One of the best ways to “get” giallo is to watch some of the homages and remixes that have been released in recent years, like Hélène Cattet and Bruno Forzani’s 2009 avant-garde film AmerOr their 2013 follow up The Strange Colour of Your Body’s TearsBoth of these films, which rely on imagery and giallo themes to tell their stories, more or less abandon storytelling. Or there’s Peter Strickland’s brilliant 2012 psychodrama Berberian Sound StudioToby Jones is a sound engineer in the 1970s who creates effects that cause skin to rip into his skin.
The only problem with these movies is that they’re a bit too elevated. These are the classic giallo photos The lookThey were not expensive, however, they were produced quickly and cheaply by the Italian studios. The fun part about being a Giallo fan is sorting through the junk and finding the ones that stand out. Giallo-influenced films of recent years are presorted and filtered for their fans. They only include the best parts, leaving out all the exploitative crap.

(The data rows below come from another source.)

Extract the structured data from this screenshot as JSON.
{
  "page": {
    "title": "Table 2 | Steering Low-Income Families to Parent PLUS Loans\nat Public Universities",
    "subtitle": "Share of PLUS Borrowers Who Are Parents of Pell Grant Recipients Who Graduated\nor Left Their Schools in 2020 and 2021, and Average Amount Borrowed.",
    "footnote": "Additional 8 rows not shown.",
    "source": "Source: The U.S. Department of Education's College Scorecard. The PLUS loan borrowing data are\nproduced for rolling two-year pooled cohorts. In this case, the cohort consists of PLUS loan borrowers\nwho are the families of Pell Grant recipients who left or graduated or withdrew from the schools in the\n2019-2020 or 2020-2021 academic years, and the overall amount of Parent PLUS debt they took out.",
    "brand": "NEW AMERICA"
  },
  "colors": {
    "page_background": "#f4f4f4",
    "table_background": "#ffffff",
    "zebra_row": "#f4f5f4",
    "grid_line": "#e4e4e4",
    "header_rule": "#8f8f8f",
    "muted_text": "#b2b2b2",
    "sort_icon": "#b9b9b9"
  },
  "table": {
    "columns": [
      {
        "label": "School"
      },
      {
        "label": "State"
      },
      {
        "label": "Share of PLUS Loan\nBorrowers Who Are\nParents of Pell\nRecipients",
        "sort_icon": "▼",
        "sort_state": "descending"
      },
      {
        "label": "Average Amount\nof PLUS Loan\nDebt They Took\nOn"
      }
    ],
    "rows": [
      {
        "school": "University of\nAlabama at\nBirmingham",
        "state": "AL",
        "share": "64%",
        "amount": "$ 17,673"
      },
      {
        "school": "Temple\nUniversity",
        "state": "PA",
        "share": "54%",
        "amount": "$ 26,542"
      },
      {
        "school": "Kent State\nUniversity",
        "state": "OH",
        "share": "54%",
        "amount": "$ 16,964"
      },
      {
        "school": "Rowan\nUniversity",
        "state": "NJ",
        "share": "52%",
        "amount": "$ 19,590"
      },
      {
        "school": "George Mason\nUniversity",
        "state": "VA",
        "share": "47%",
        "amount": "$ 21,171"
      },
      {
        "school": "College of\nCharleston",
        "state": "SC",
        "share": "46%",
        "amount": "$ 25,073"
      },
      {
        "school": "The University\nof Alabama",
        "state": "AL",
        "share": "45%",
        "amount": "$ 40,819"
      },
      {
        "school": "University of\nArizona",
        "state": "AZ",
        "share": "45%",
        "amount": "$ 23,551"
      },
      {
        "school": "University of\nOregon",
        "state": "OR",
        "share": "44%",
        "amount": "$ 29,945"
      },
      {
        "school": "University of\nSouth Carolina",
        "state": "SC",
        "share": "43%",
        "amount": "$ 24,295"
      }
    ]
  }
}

That’s potentially a good thing for modern movie fans, who don’t have to wade through hours of tedious, repetitive slasher movies to get to a ridiculous but memorable movie like Malignant. But as Argento and Fulci knew, sometimes there’s just as much appeal to that lurid, self-indulgent dreck. That’s what turns audiences on… and what makes them feel enjoyably unsettled about a genre that feeds them all the dark and nasty fantasies they could possibly want.